There's a particularly good two-part series which analyzes the small details, and what are good and bad things to do when mimicking accents. The first part is here: youtube.com/watch?v=NvDvESEXcgE

And above all, it just comes down to mimicking and practise.
>t. Lithuanian who speaks in a native British accent, can also do other English, American and Australian accents

I'm so glad I'm from an "Accent neutral" region. I'd an hero if I had to sound like an inbred hick from the American south.

Lmao, I can relate to this a lot.

I'm , and thankfully I picked up the most neutral or pleasantly-sounding accents in England. I can't imagine myself if I had a thick Scouse or Brummie accent. If I learned English later, I'd probably talk like A Friend or a stereotypical European

Read a survey saying that Australians really like the Boston accent for some reason. It was really hot to them. How strange.

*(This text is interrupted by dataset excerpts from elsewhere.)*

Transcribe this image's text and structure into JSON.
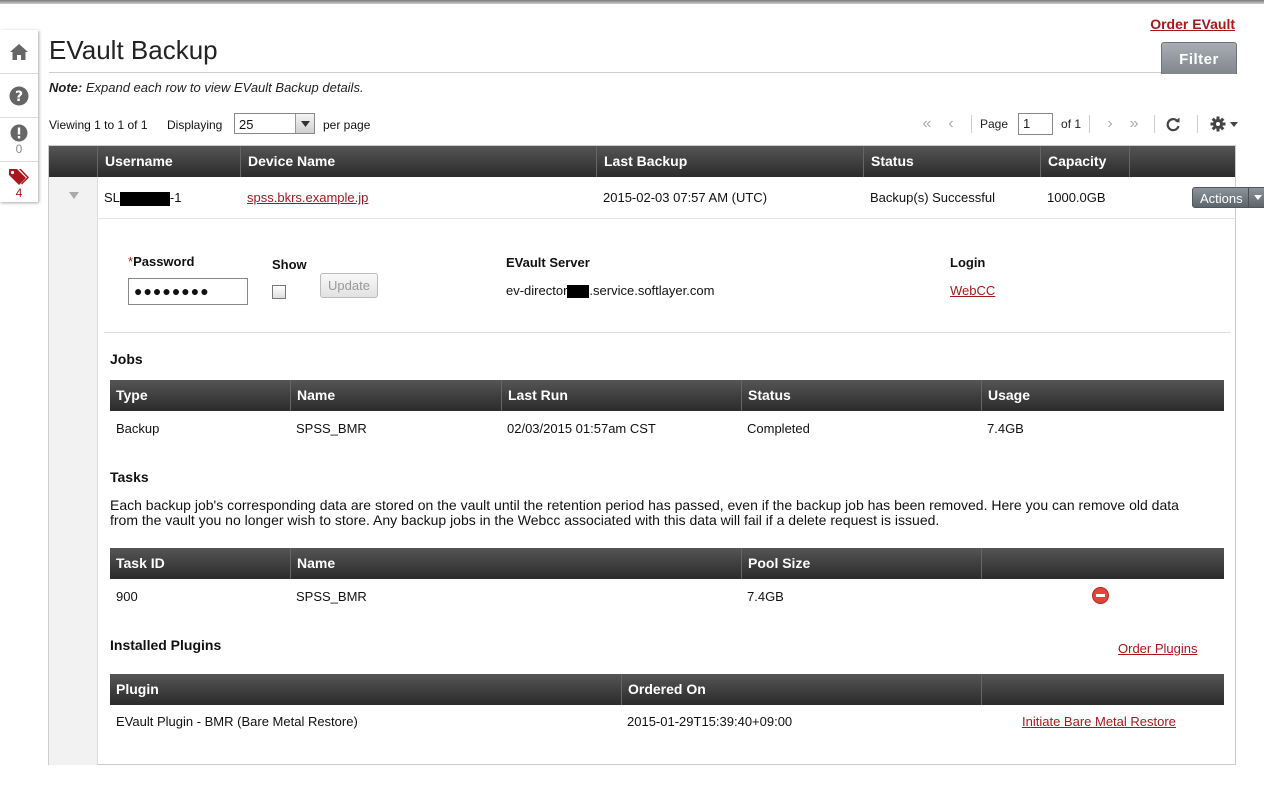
{
  "header": {
    "title": "EVault Backup",
    "order_link": "Order EVault",
    "filter_label": "Filter",
    "note_prefix": "Note:",
    "note_text": " Expand each row to view EVault Backup details."
  },
  "rail": {
    "items": [
      {
        "icon": "home-icon"
      },
      {
        "icon": "help-icon"
      },
      {
        "icon": "alert-icon",
        "count": "0"
      },
      {
        "icon": "tags-icon",
        "count": "4"
      }
    ]
  },
  "toolbar": {
    "viewing": "Viewing 1 to 1 of 1",
    "displaying": "Displaying",
    "per_page_value": "25",
    "per_page": "per page",
    "page_label": "Page",
    "page_value": "1",
    "of_pages": "of 1"
  },
  "table": {
    "columns": [
      "Username",
      "Device Name",
      "Last Backup",
      "Status",
      "Capacity"
    ],
    "row": {
      "username_prefix": "SL",
      "username_suffix": "-1",
      "device": "spss.bkrs.example.jp",
      "last_backup": "2015-02-03 07:57 AM (UTC)",
      "status": "Backup(s) Successful",
      "capacity": "1000.0GB",
      "actions": "Actions"
    }
  },
  "detail": {
    "password_label": "Password",
    "password_value": "●●●●●●●●",
    "show_label": "Show",
    "update_label": "Update",
    "server_label": "EVault Server",
    "server_prefix": "ev-director",
    "server_suffix": ".service.softlayer.com",
    "login_label": "Login",
    "login_link": "WebCC",
    "accent": "#a8171b"
  },
  "jobs": {
    "title": "Jobs",
    "columns": [
      "Type",
      "Name",
      "Last Run",
      "Status",
      "Usage"
    ],
    "rows": [
      [
        "Backup",
        "SPSS_BMR",
        "02/03/2015 01:57am CST",
        "Completed",
        "7.4GB"
      ]
    ]
  },
  "tasks": {
    "title": "Tasks",
    "description": "Each backup job's corresponding data are stored on the vault until the retention period has passed, even if the backup job has been removed. Here you can remove old data from the vault you no longer wish to store. Any backup jobs in the Webcc associated with this data will fail if a delete request is issued.",
    "columns": [
      "Task ID",
      "Name",
      "Pool Size"
    ],
    "rows": [
      [
        "900",
        "SPSS_BMR",
        "7.4GB"
      ]
    ]
  },
  "plugins": {
    "title": "Installed Plugins",
    "order_link": "Order Plugins",
    "columns": [
      "Plugin",
      "Ordered On"
    ],
    "rows": [
      {
        "plugin": "EVault Plugin - BMR (Bare Metal Restore)",
        "ordered_on": "2015-01-29T15:39:40+09:00",
        "action": "Initiate Bare Metal Restore"
      }
    ]
  }
}
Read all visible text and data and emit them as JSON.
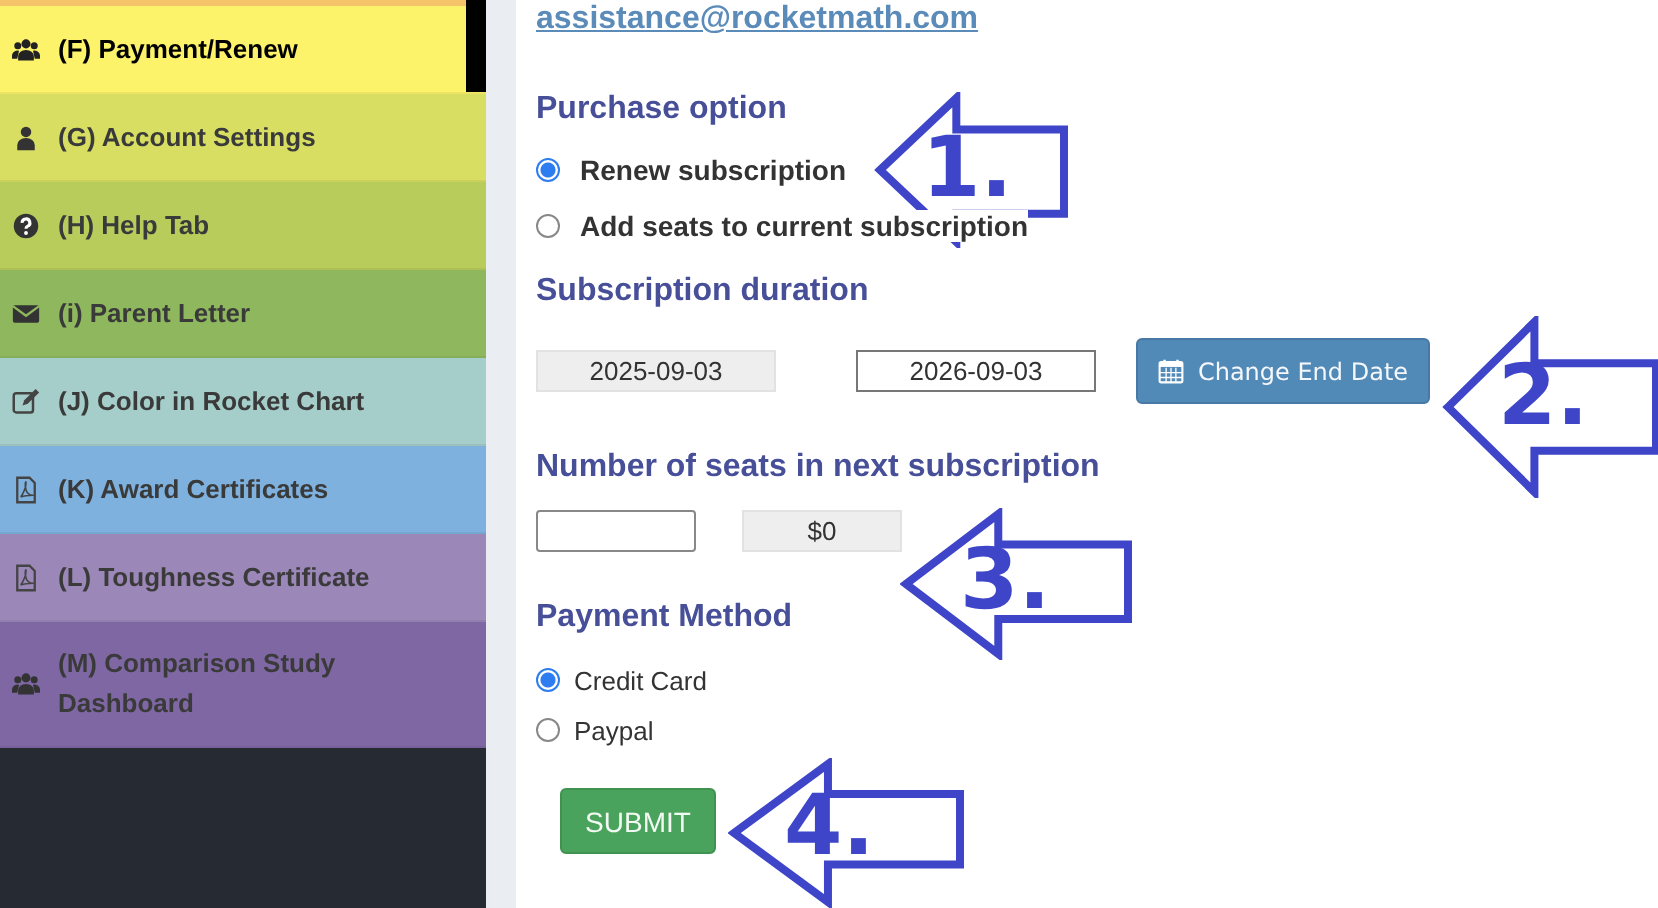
{
  "sidebar": {
    "items": [
      {
        "label": "(F) Payment/Renew",
        "selected": true,
        "color": "#fdf36b"
      },
      {
        "label": "(G) Account Settings",
        "selected": false,
        "color": "#d7de62"
      },
      {
        "label": "(H) Help Tab",
        "selected": false,
        "color": "#b8cc5c"
      },
      {
        "label": "(i) Parent Letter",
        "selected": false,
        "color": "#8fb85e"
      },
      {
        "label": "(J) Color in Rocket Chart",
        "selected": false,
        "color": "#a5cdc9"
      },
      {
        "label": "(K) Award Certificates",
        "selected": false,
        "color": "#7fb1de"
      },
      {
        "label": "(L) Toughness Certificate",
        "selected": false,
        "color": "#9b87b8"
      },
      {
        "label": "(M) Comparison Study Dashboard",
        "selected": false,
        "color": "#7e67a3"
      }
    ]
  },
  "email": "assistance@rocketmath.com",
  "purchase": {
    "heading": "Purchase option",
    "options": [
      {
        "label": "Renew subscription",
        "selected": true
      },
      {
        "label": "Add seats to current subscription",
        "selected": false
      }
    ]
  },
  "duration": {
    "heading": "Subscription duration",
    "start": "2025-09-03",
    "end": "2026-09-03",
    "button": "Change End Date"
  },
  "seats": {
    "heading": "Number of seats in next subscription",
    "price": "$0"
  },
  "payment": {
    "heading": "Payment Method",
    "options": [
      {
        "label": "Credit Card",
        "selected": true
      },
      {
        "label": "Paypal",
        "selected": false
      }
    ]
  },
  "submit": "SUBMIT",
  "annotations": [
    {
      "label": "1."
    },
    {
      "label": "2."
    },
    {
      "label": "3."
    },
    {
      "label": "4."
    }
  ]
}
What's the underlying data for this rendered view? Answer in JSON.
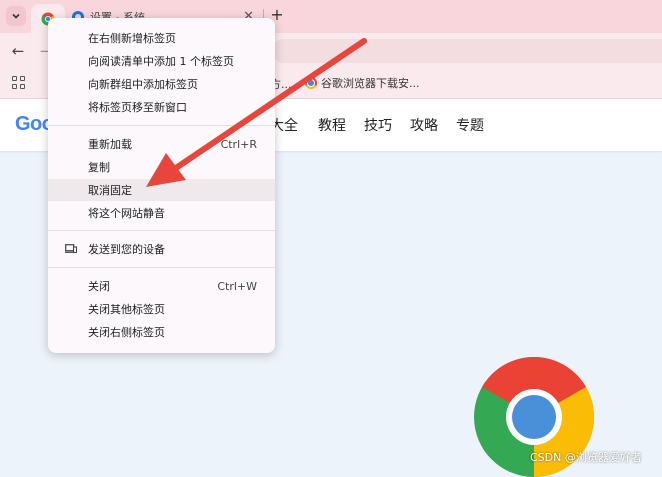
{
  "tabstrip": {
    "search_tabs_icon": "chevron-down-icon",
    "pinned_tab_icon": "chrome-icon",
    "active_tab": {
      "title": "设置 - 系统",
      "close": "✕"
    },
    "new_tab": "+"
  },
  "toolbar": {
    "back": "←",
    "forward": "→"
  },
  "bookmarks": {
    "partial": "方...",
    "item_label": "谷歌浏览器下载安..."
  },
  "site": {
    "logo": "Goo",
    "nav": [
      "大全",
      "教程",
      "技巧",
      "攻略",
      "专题"
    ]
  },
  "context_menu": {
    "items": [
      {
        "label": "在右侧新增标签页"
      },
      {
        "label": "向阅读清单中添加 1 个标签页"
      },
      {
        "label": "向新群组中添加标签页"
      },
      {
        "label": "将标签页移至新窗口"
      },
      {
        "label": "重新加载",
        "shortcut": "Ctrl+R"
      },
      {
        "label": "复制"
      },
      {
        "label": "取消固定"
      },
      {
        "label": "将这个网站静音"
      },
      {
        "label": "发送到您的设备"
      },
      {
        "label": "关闭",
        "shortcut": "Ctrl+W"
      },
      {
        "label": "关闭其他标签页"
      },
      {
        "label": "关闭右侧标签页"
      }
    ],
    "hovered_item": "取消固定"
  },
  "colors": {
    "tabstrip_bg": "#f8d6dc",
    "toolbar_bg": "#fbeaed",
    "menu_bg": "#fcf8fb",
    "arrow": "#e8453c",
    "page_bg": "#edf3fb"
  },
  "watermark": "CSDN @浏览器爱好者"
}
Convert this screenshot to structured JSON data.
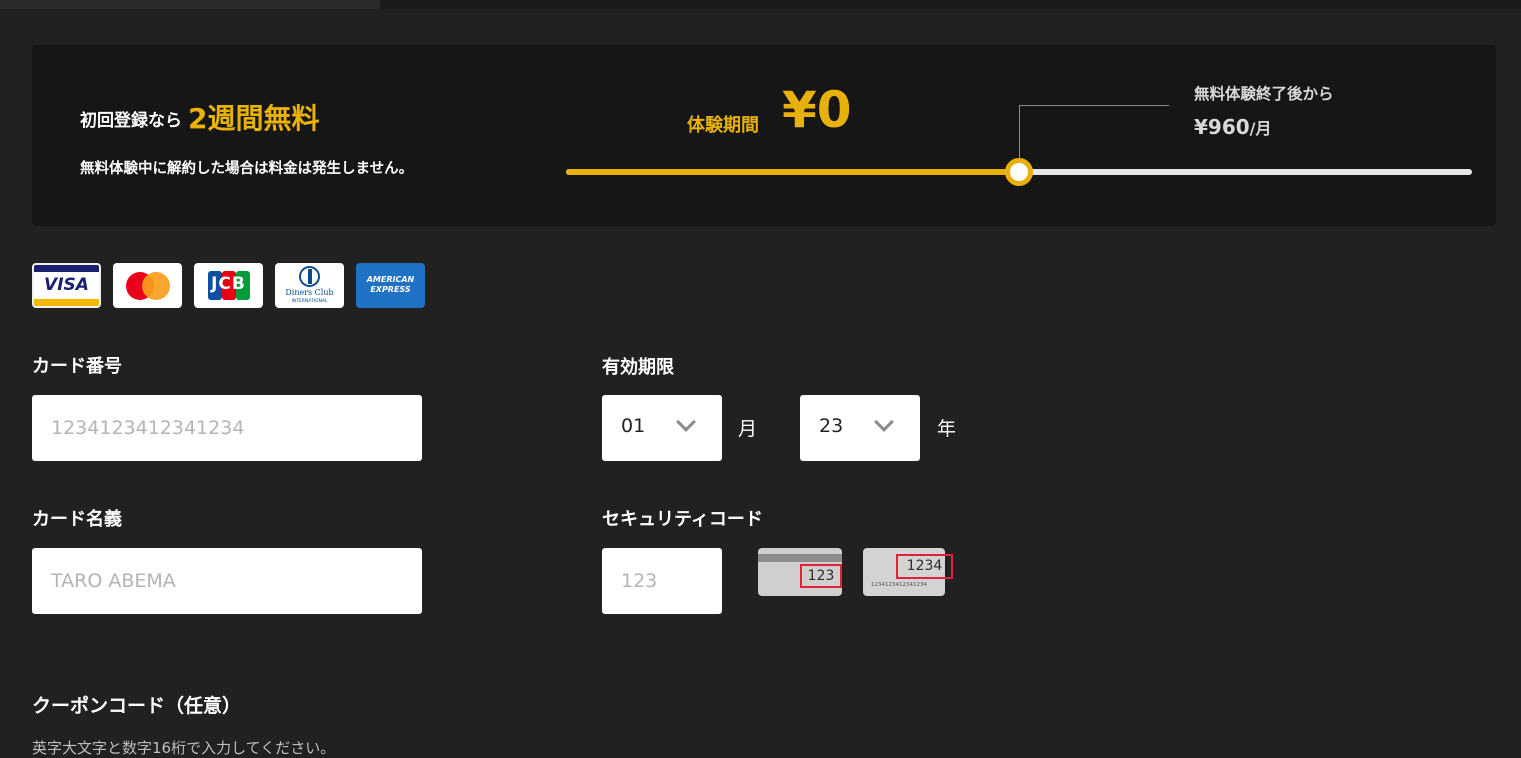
{
  "banner": {
    "headline_prefix": "初回登録なら",
    "headline_highlight": "2週間無料",
    "note": "無料体験中に解約した場合は料金は発生しません。",
    "trial_label": "体験期間",
    "trial_price": "¥0",
    "after_label": "無料体験終了後から",
    "after_price": "¥960",
    "after_unit": "/月",
    "slider_fraction": 0.5
  },
  "card_brands": {
    "visa": "VISA",
    "jcb": "JCB",
    "diners": "Diners Club",
    "diners_sub": "INTERNATIONAL",
    "amex_line1": "AMERICAN",
    "amex_line2": "EXPRESS"
  },
  "form": {
    "card_number": {
      "label": "カード番号",
      "placeholder": "1234123412341234",
      "value": ""
    },
    "expiry": {
      "label": "有効期限",
      "month_value": "01",
      "month_unit": "月",
      "year_value": "23",
      "year_unit": "年"
    },
    "card_name": {
      "label": "カード名義",
      "placeholder": "TARO ABEMA",
      "value": ""
    },
    "security_code": {
      "label": "セキュリティコード",
      "placeholder": "123",
      "value": "",
      "back_example": "123",
      "front_example": "1234",
      "front_number": "1234123412341234"
    },
    "coupon": {
      "label": "クーポンコード（任意）",
      "hint": "英字大文字と数字16桁で入力してください。"
    }
  },
  "colors": {
    "accent": "#e8b10a",
    "background": "#212121",
    "banner_background": "#161616",
    "security_highlight": "#e0233c"
  }
}
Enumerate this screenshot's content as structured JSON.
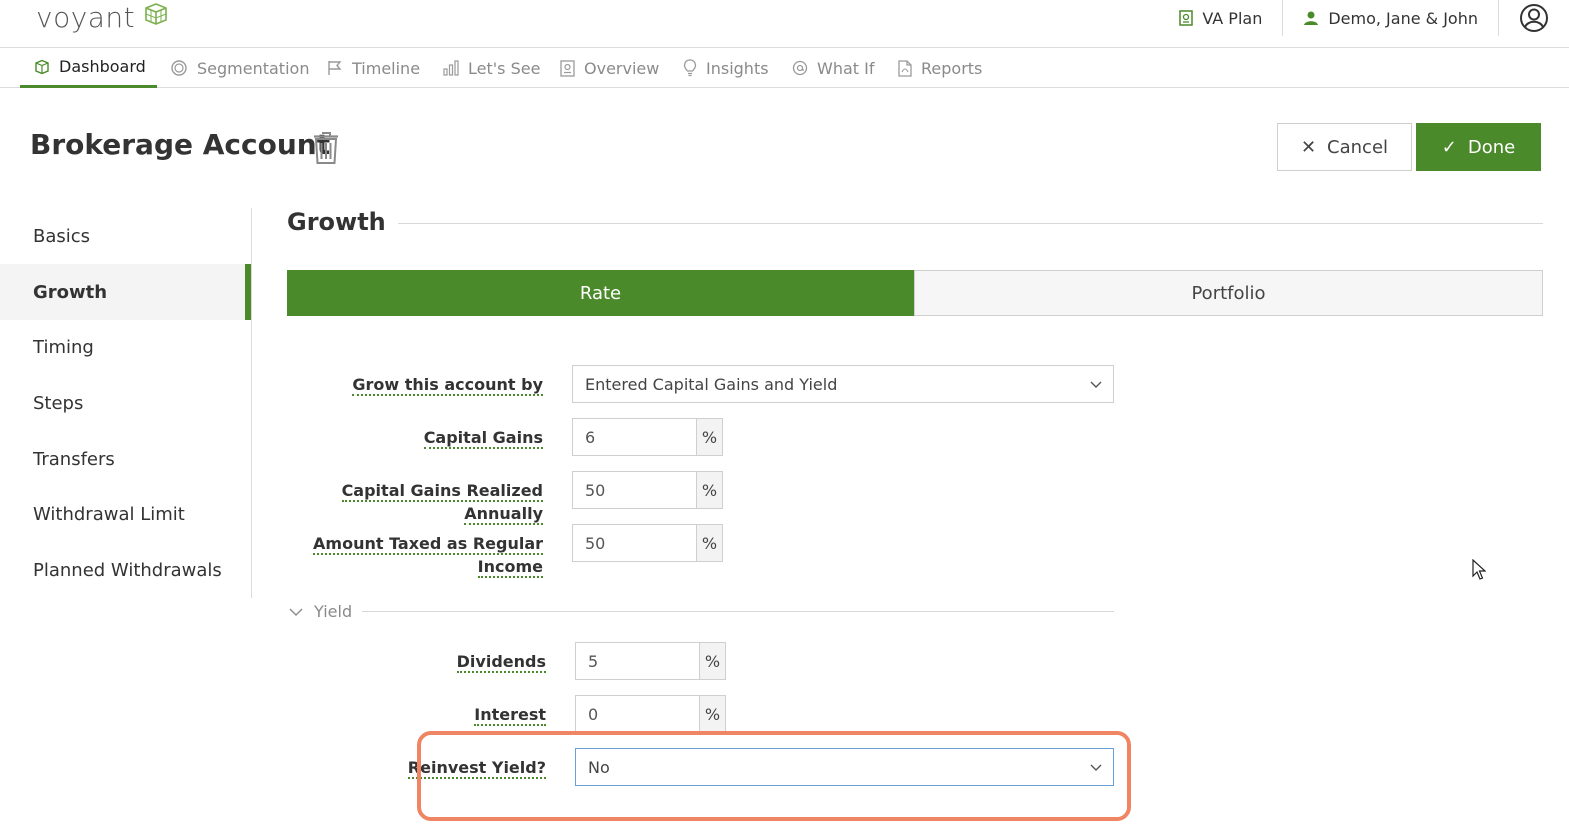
{
  "header": {
    "logo_text": "voyant",
    "plan_label": "VA Plan",
    "client_label": "Demo, Jane & John"
  },
  "nav": {
    "items": [
      {
        "label": "Dashboard",
        "icon": "dashboard-icon",
        "active": true
      },
      {
        "label": "Segmentation",
        "icon": "segmentation-icon",
        "active": false
      },
      {
        "label": "Timeline",
        "icon": "flag-icon",
        "active": false
      },
      {
        "label": "Let's See",
        "icon": "bar-chart-icon",
        "active": false
      },
      {
        "label": "Overview",
        "icon": "overview-icon",
        "active": false
      },
      {
        "label": "Insights",
        "icon": "lightbulb-icon",
        "active": false
      },
      {
        "label": "What If",
        "icon": "whatif-icon",
        "active": false
      },
      {
        "label": "Reports",
        "icon": "pdf-icon",
        "active": false
      }
    ]
  },
  "page": {
    "title": "Brokerage Account",
    "cancel_label": "Cancel",
    "done_label": "Done"
  },
  "sidebar": {
    "items": [
      {
        "label": "Basics",
        "active": false
      },
      {
        "label": "Growth",
        "active": true
      },
      {
        "label": "Timing",
        "active": false
      },
      {
        "label": "Steps",
        "active": false
      },
      {
        "label": "Transfers",
        "active": false
      },
      {
        "label": "Withdrawal Limit",
        "active": false
      },
      {
        "label": "Planned Withdrawals",
        "active": false
      }
    ]
  },
  "growth": {
    "section_title": "Growth",
    "tabs": {
      "rate": "Rate",
      "portfolio": "Portfolio",
      "selected": "Rate"
    },
    "grow_by": {
      "label": "Grow this account by",
      "value": "Entered Capital Gains and Yield"
    },
    "capital_gains": {
      "label": "Capital Gains",
      "value": "6",
      "unit": "%"
    },
    "realized_annually": {
      "label": "Capital Gains Realized Annually",
      "value": "50",
      "unit": "%"
    },
    "taxed_regular": {
      "label_line1": "Amount Taxed as Regular",
      "label_line2": "Income",
      "value": "50",
      "unit": "%"
    },
    "yield_section": "Yield",
    "dividends": {
      "label": "Dividends",
      "value": "5",
      "unit": "%"
    },
    "interest": {
      "label": "Interest",
      "value": "0",
      "unit": "%"
    },
    "reinvest": {
      "label": "Reinvest Yield?",
      "value": "No"
    }
  },
  "colors": {
    "brand_green": "#4a8a2a",
    "highlight": "#ef8563"
  }
}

Travel to the UK and just listen to people

they have these brief pauses in words

british = bri'ish

they also say 'yeah' instead of 'it's good'

"how's the tea?"
"yeah thank you"

and instead of 'uh' or 'um' they say 'ehm'

>they have these brief pauses in words

>british = bri'ish
This is not true for all accents. This is present in the Cockney and greater London area, as well as West Country accents - not so much for anything else.

>"how's the tea?"
>"yeah thank you"
Not common. You're much more likely to hear "Yeah it's good, thank you" - the "it's good" part does not normally get removed.

>and instead of 'uh' or 'um' they say 'ehm'
Only if you're more up in the North, this is not really the case for Southern accents

i'm going to test these corrections on my closest brits.

I am literally a brit. Granted, I live in South West England and I speak "posh" British, also known as Received Pronunciation so your mileage may vary depending on which part of England your closest brits are from

thanks for the lesson fancy pants

written by a seething American who can't speak with an English accent and knows nothing about them

I was being sincere, calm down

I live in Kent near gravesend kinda, and never quite got the appeal to British accents, I don't sound like I gotta partocularily interesting manner of speech to me.
I've always loved American accents, I go to New York every couple of years and every single time I think the people are lovely, open, accommodating. And the accent is endearing, although it happens a lot where people think I'm Australian.

I don't get the American-Anglo rivalry, I like living here, but I love America too.

East London dag here, been to Gravesend a couple times. Other britbongis (and foreigners) have also asked me if I'm Australian more times than I can remember, and I have no idea why. I don't think I sound even remotely Australian

New Yorker here, spent a lot of time in Kent and greater London. I like both, too. I think people are usually a little nicer in England for me because of being an outsider, but there's always the comfort of home and people more similar to yourself. British accents vary on attractiveness, but in general it's nice to hear something just different enough from your own.